= Nata Piaskowski =

Polish-American photographer

Nata Piaskowski (1912–2004) was a Polish-American photographer. Known for her fine composition, she took portraits and landscapes as well as series on the San Francisco psychedelic scene and the changing effects of the tide.

==Early life==
Born in Łódź, Poland, Piaskowski's parents were killed by Nazis in the Warsaw Ghetto. She attended the State Pedagogical Institute from 1930 to 1932, after which she became a schoolteacher. During the late 1930s, she travelled in France, Austria and the eastern United States.
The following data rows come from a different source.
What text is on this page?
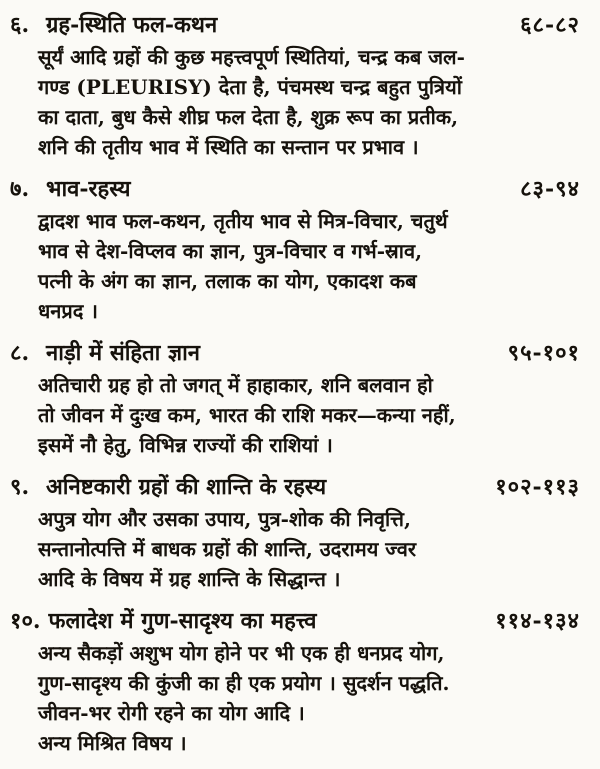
६. ग्रह-स्थिति फल-कथन	६८-८२
सूर्यं आदि ग्रहों की कुछ महत्त्वपूर्ण स्थितियां, चन्द्र कब जल-
गण्ड (PLEURISY) देता है, पंचमस्थ चन्द्र बहुत पुत्रियों
का दाता, बुध कैसे शीघ्र फल देता है, शुक्र रूप का प्रतीक,
शनि की तृतीय भाव में स्थिति का सन्तान पर प्रभाव ।
७. भाव-रहस्य	८३-९४
द्वादश भाव फल-कथन, तृतीय भाव से मित्र-विचार, चतुर्थ
भाव से देश-विप्लव का ज्ञान, पुत्र-विचार व गर्भ-स्राव,
पत्नी के अंग का ज्ञान, तलाक का योग, एकादश कब
धनप्रद ।
८. नाड़ी में संहिता ज्ञान	९५-१०१
अतिचारी ग्रह हो तो जगत् में हाहाकार, शनि बलवान हो
तो जीवन में दुःख कम, भारत की राशि मकर—कन्या नहीं,
इसमें नौ हेतु, विभिन्न राज्यों की राशियां ।
९. अनिष्टकारी ग्रहों की शान्ति के रहस्य	१०२-११३
अपुत्र योग और उसका उपाय, पुत्र-शोक की निवृत्ति,
सन्तानोत्पत्ति में बाधक ग्रहों की शान्ति, उदरामय ज्वर
आदि के विषय में ग्रह शान्ति के सिद्धान्त ।
१०. फलादेश में गुण-सादृश्य का महत्त्व	११४-१३४
अन्य सैकड़ों अशुभ योग होने पर भी एक ही धनप्रद योग,
गुण-सादृश्य की कुंजी का ही एक प्रयोग । सुदर्शन पद्धति.
जीवन-भर रोगी रहने का योग आदि ।
अन्य मिश्रित विषय ।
From 1939 to 1942, she lived in Switzerland before emigrating to the United States with her husband in 1942. Shortly after their arrival, her husband died.

==Career==
After meeting a number of photographers and artists during the 1940s in Carmel, California, she obtained United States citizenship in 1948, allowing her to embark on her career while continuing her studies at the California School of Fine Arts where Minor White became a major influence. Her early photographs include images of Edward Weston and Minor White, Imogen Cunningham and the opening of the King Ubu Gallery. She began a close companionship with the painter Martin Baer (1894-1961). In the mid-1950s she joined Bechtel in San Francisco where she worked as a photo librarian and archivist. In addition to further portraiture, she took scenes of urban streets, landscapes and sea views.
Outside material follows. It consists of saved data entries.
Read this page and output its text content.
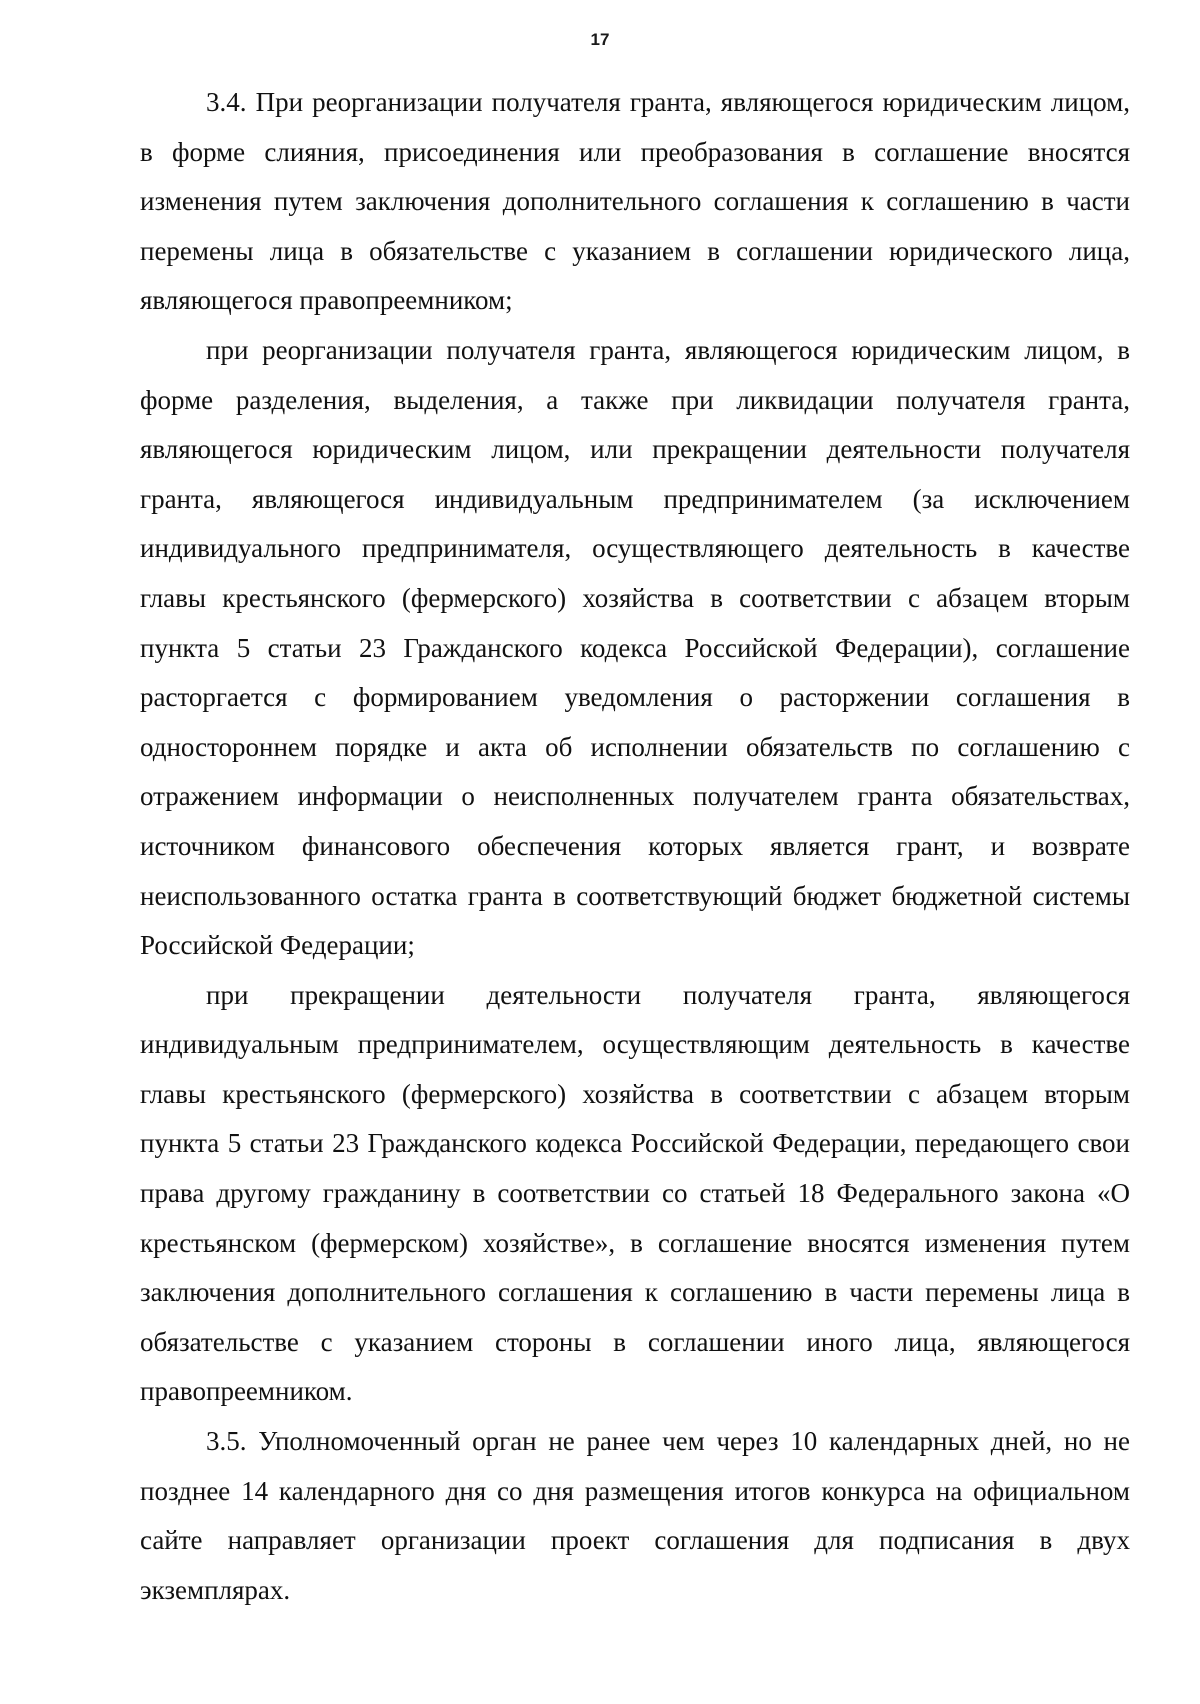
17

3.4. При реорганизации получателя гранта, являющегося юридическим лицом, в форме слияния, присоединения или преобразования в соглашение вносятся изменения путем заключения дополнительного соглашения к соглашению в части перемены лица в обязательстве с указанием в соглашении юридического лица, являющегося правопреемником;

при реорганизации получателя гранта, являющегося юридическим лицом, в форме разделения, выделения, а также при ликвидации получателя гранта, являющегося юридическим лицом, или прекращении деятельности получателя гранта, являющегося индивидуальным предпринимателем (за исключением индивидуального предпринимателя, осуществляющего деятельность в качестве главы крестьянского (фермерского) хозяйства в соответствии с абзацем вторым пункта 5 статьи 23 Гражданского кодекса Российской Федерации), соглашение расторгается с формированием уведомления о расторжении соглашения в одностороннем порядке и акта об исполнении обязательств по соглашению с отражением информации о неисполненных получателем гранта обязательствах, источником финансового обеспечения которых является грант, и возврате неиспользованного остатка гранта в соответствующий бюджет бюджетной системы Российской Федерации;

при прекращении деятельности получателя гранта, являющегося индивидуальным предпринимателем, осуществляющим деятельность в качестве главы крестьянского (фермерского) хозяйства в соответствии с абзацем вторым пункта 5 статьи 23 Гражданского кодекса Российской Федерации, передающего свои права другому гражданину в соответствии со статьей 18 Федерального закона «О крестьянском (фермерском) хозяйстве», в соглашение вносятся изменения путем заключения дополнительного соглашения к соглашению в части перемены лица в обязательстве с указанием стороны в соглашении иного лица, являющегося правопреемником.

3.5. Уполномоченный орган не ранее чем через 10 календарных дней, но не позднее 14 календарного дня со дня размещения итогов конкурса на официальном сайте направляет организации проект соглашения для подписания в двух экземплярах.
After the death of her companion, Baer, she travelled to New York and Chicago as well as to England, France and Italy while embarking on colour photography in 1967, exchanging her large camera for a 35mm Leicaflex. In 1975, she retired from Bechtel. The same year, she put on a solo exhibition at the Focus Gallery in San Francisco titled "Light and Form" which covered shop windows during the psychedelic movement. Subsequent photo trips included Guatemala (1980) and California's Mojave Desert (1981). In 1982, she spent a month photographing the changing landscape at low tide. During the 1980s, she also photographed in New York, Washington D.C., Santa Fe and Taos as well as Death Valley and Yosemite Valley. In 1993, she photographed in Japan.

==Assessment==
The artist and curator Robert Emory Johnson was impressed by her "magnificent" compositions: "She was very intelligent and very sensitive in her choice of music and poetry and was always encouraging other artists. She was a deep and serious artist throughout her life."

==Exhibitions==
Piaskowski's photographs are held in numerous collections including those of the San Francisco Museum of Modern Art, the Metropolitan Museum of Art and the National Portrait Gallery. She also exhibited widely, including two solo exhibitions:
- 1989: "The Eye That Shapes", retrospective, Art Museum, Princeton University.
- 1994: "Grasses", black-and-white photography, 871 Fine Arts Gallery, San Francisco

==Later years==
Piaskowsky died in 2004 in San Francisco at the Jewish Home for the Aged.